Many hiking tracks can be followed throughout the Drôme. At the foot of the 'Mas de la Fontaine' and a few miles farther on various walks of all difficulty levels start. They are often marked and can lead you to discover stunning sceneries.
We have hiking maps of various nearby tracks for our guests. For those who love geocaching, there are multiple hiding places to be discovered nearby!
The surroundings of Mount Ventoux are a paradise for cyclists, especially for climbers! In our neighbourhood , you can already climb hills and descend valleys on small, quiet county roads where you will not be bothered by cars. For the more adventurous, the Ventoux climb is a must, which allows to discover a beautiful view covering a huge area. On clear days, the Mediterranean can be seen in the distance!
The past of the Drôme is rich in history. Gallo-Roman to modern times, every era has left its mark upon the area. Close to the Mas de la Fontaine, many villages bear witness to this historic past: Le Pègue and its archaeological museum, Vaison la Romaine and its ancient city, Grignan, Suze la Rousse and Montelimar and their castles, Orange and its ancient theater, Taulignan and its silk museum, etc. etc.
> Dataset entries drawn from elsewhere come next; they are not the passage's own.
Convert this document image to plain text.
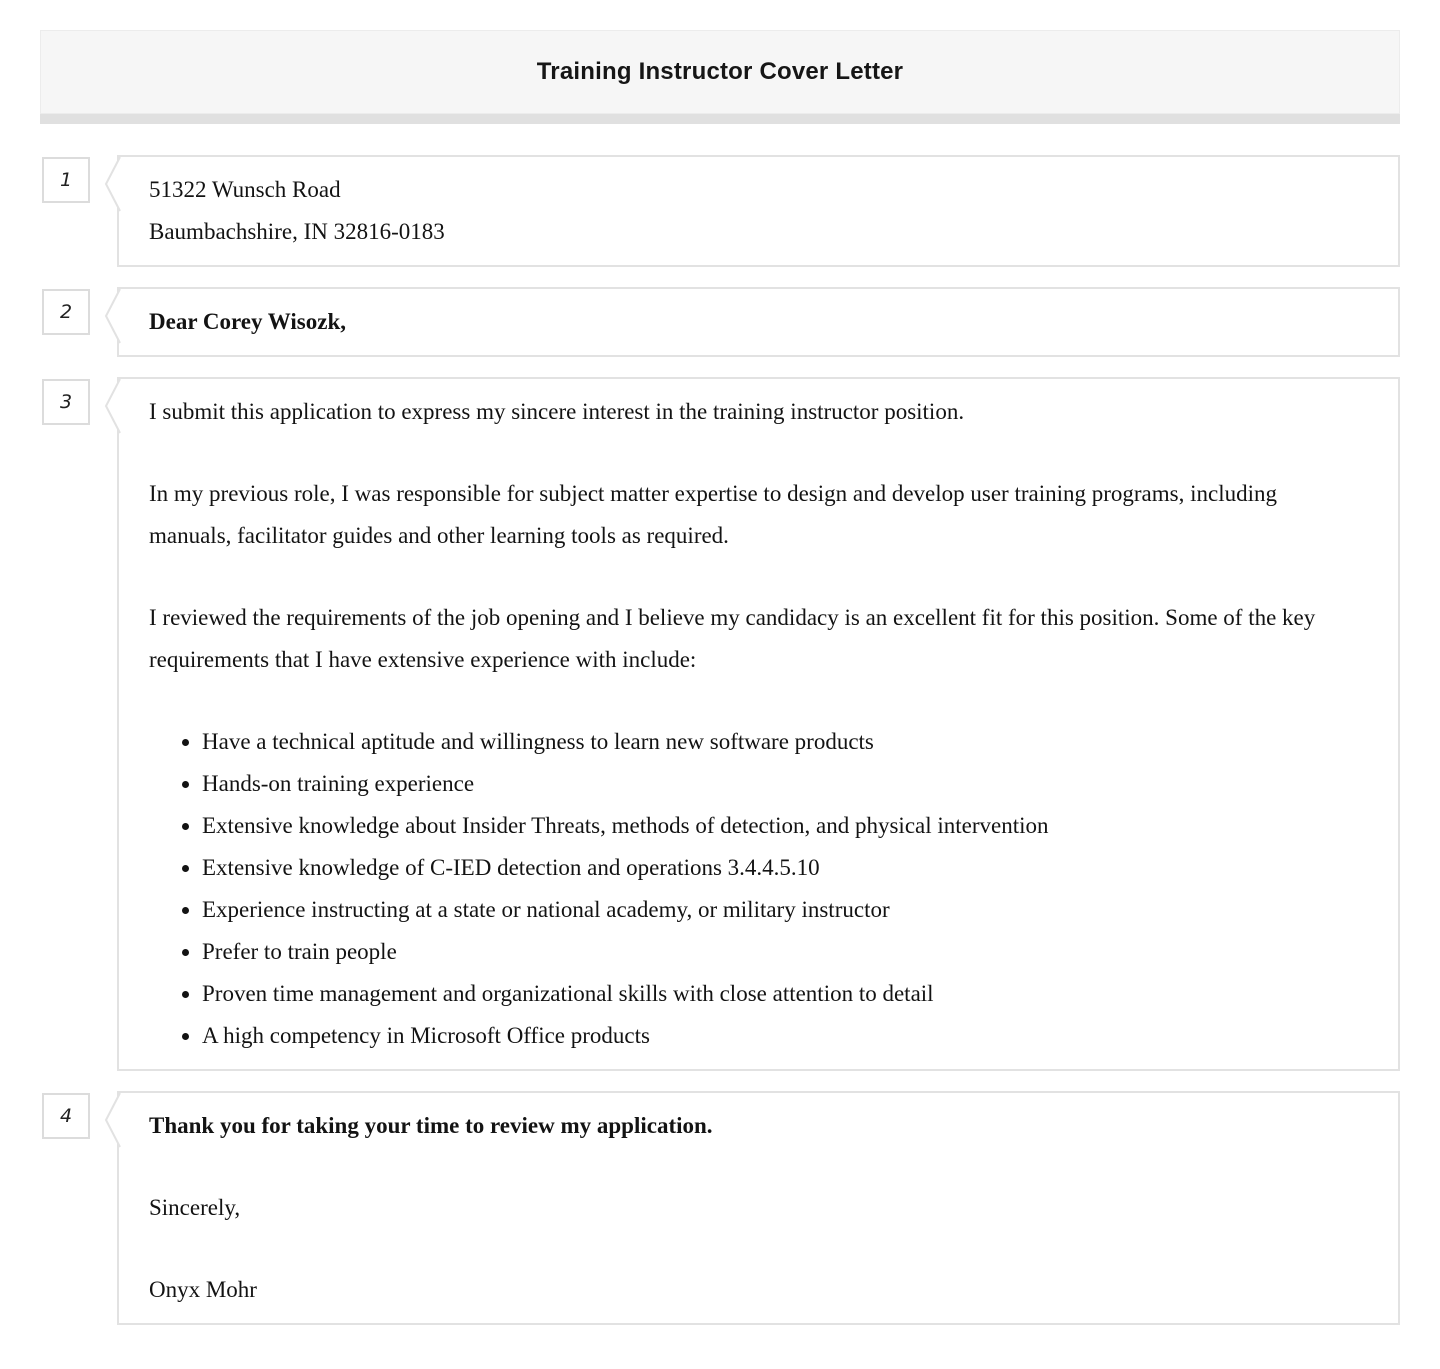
Training Instructor Cover Letter
1	51322 Wunsch Road
Baumbachshire, IN 32816-0183
2	Dear Corey Wisozk,
3	I submit this application to express my sincere interest in the training instructor position.

In my previous role, I was responsible for subject matter expertise to design and develop user training programs, including manuals, facilitator guides and other learning tools as required.

I reviewed the requirements of the job opening and I believe my candidacy is an excellent fit for this position. Some of the key requirements that I have extensive experience with include:

• Have a technical aptitude and willingness to learn new software products
• Hands-on training experience
• Extensive knowledge about Insider Threats, methods of detection, and physical intervention
• Extensive knowledge of C-IED detection and operations 3.4.4.5.10
• Experience instructing at a state or national academy, or military instructor
• Prefer to train people
• Proven time management and organizational skills with close attention to detail
• A high competency in Microsoft Office products
4	Thank you for taking your time to review my application.

Sincerely,

Onyx Mohr
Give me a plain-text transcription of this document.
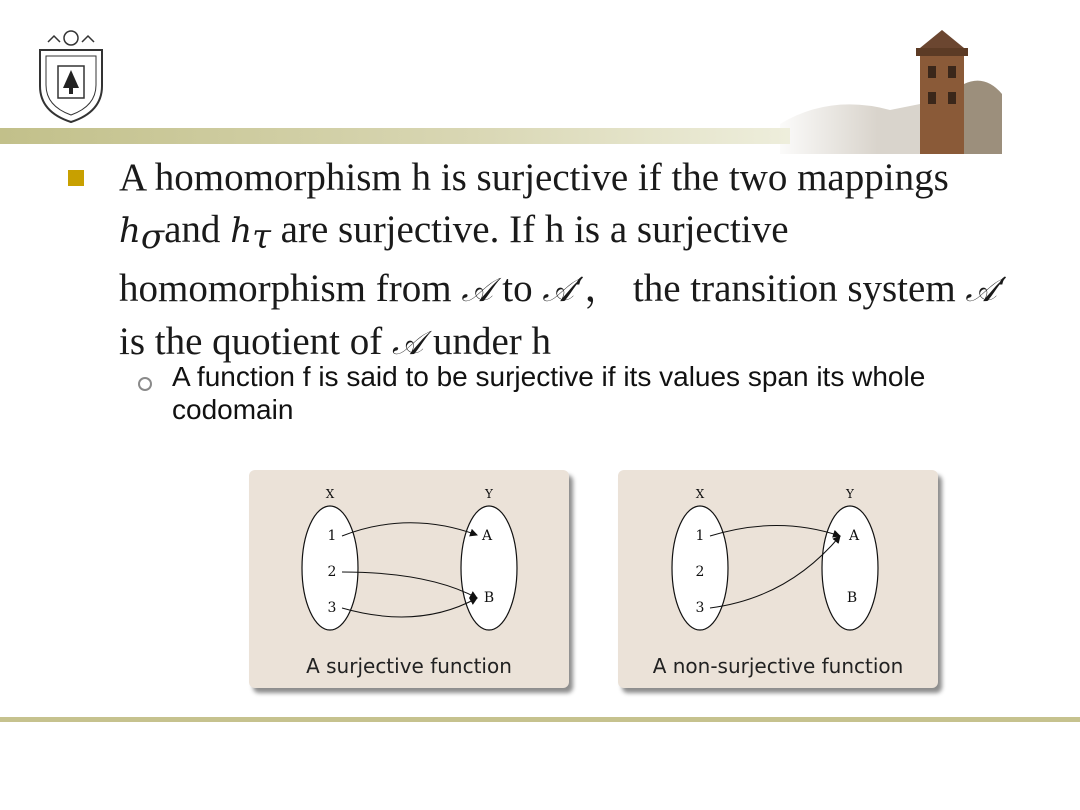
A homomorphism h is surjective if the two mappings $h_\sigma and$ $h_\tau$ are surjective. If h is a surjective homomorphism from 𝒜 to 𝒜‘， the transition system 𝒜‘ is the quotient of 𝒜 under h
A function f is said to be surjective if its values span its whole codomain
X	Y
1
2
3
A
B
A surjective function
X	Y
1
2
3
A
B
A non-surjective function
Virtually every town and village holds regular festivals: Jazz Festival in Dieulefit, Correspondence festival in Grignan, opera festival in Orange (in the old Roman theatre) and many others. There are also numerous regional markets to discover (pottery, crafts, Christmas...)
In spring and summer, flea markets and garage sales are organized in every village, and town festivals and village festivals that invite you to good humor, conviviality and dancing.
Finally, several festivals dedicated to lavender, truffle and the vines are held throughout the year. They are a good opportunity to discover local products, to learn about production and taste the finished products.
Deep green in spring, landscapes have a drier appearance early in the summer. Yet the Drôme is rich in water, but it is mainly found underground. Springs, streams, rivulets form a mosaic to discover hiking.
The vegetation is essentially Mediterranean. In spring the roadsides and slopes are dotted with beautiful wild flowers. Entire fields of poppies brighten up the lavender and wheat crops, and roses (planted by growers as disease indicators) enliven the surrounding vineyards.
For amateurs, the show "Rare Plants - natural garden" in Sérignan le Comtat, takes place by mid-April. 25 km from the Mas de la Fontaine, above the Vaucluse.